Merialdi Giuseppe, Bonilauri Paolo, Granelli Fabio, Perini Silvio, Dottori Michele.
Istituto Zooprofilattico Sperimentale Lombardia ed Emilia Romagna Sezione di Reggio Emilia
PAROLE CHIAVE: Suino, enterite, colite, Brachyspira spp.
KEY WORDS: Swine, enteritis, colitis, Brachyspira spp.
RIASSUNTO. Ottantadue casi di enterite in suini provenienti
dal magronaggio ed ingrasso di altrettanti allevamenti sono stati sottoposti
all’attenzione del laboratorio nell’anno 2001. I campioni sono stati esaminati
per verificare la presenza di Lawsonia intracellularis, Salmonella spp., Brachyspira
spp., E. coli emolitico k88+ ed agenti parassitari. Il patogeno coinvolto con
maggiore frequenza è risultato essere Lawsonia intracellularis (presente in
32 casi). Elevata è risultata anche la prevalenza di Salmonella spp. (22 casi)

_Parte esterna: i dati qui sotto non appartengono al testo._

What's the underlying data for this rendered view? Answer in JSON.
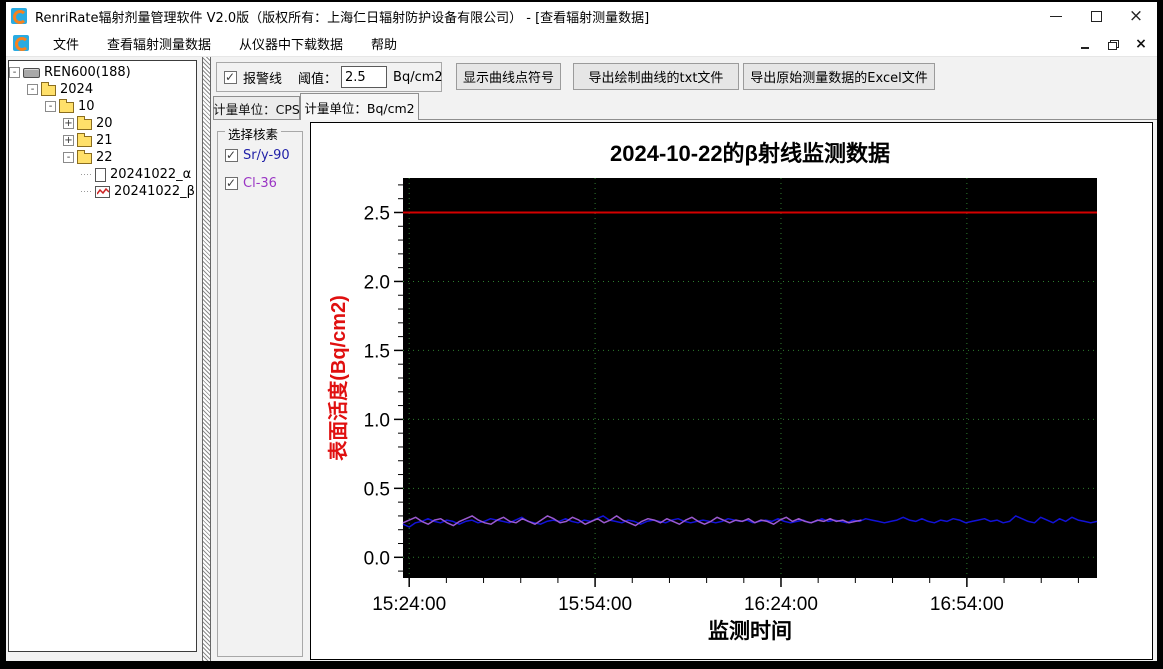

e di specie del genere Brachyspira (22 casi). In 15 allevamenti l’infezione è risultata
sostenuta da più di un agente eziologico. L’associazione di patogeni più frequente è risultata
quella fra Lawsonia intracellularis e Brachyspira pilosicoli. Sono riportati
i dati di sensibilità in vitro di 32 ceppi di B. hyodysenteriae e di 7 ceppi
di B. pilosicoli che indicano una buona attività di tiamulina, molecola che
non si dimostra inferiore in efficacia al dimetridazolo, farmaco storicamente
utilizzato per la terapia di queste forme enteriche ed attualmente non consentito.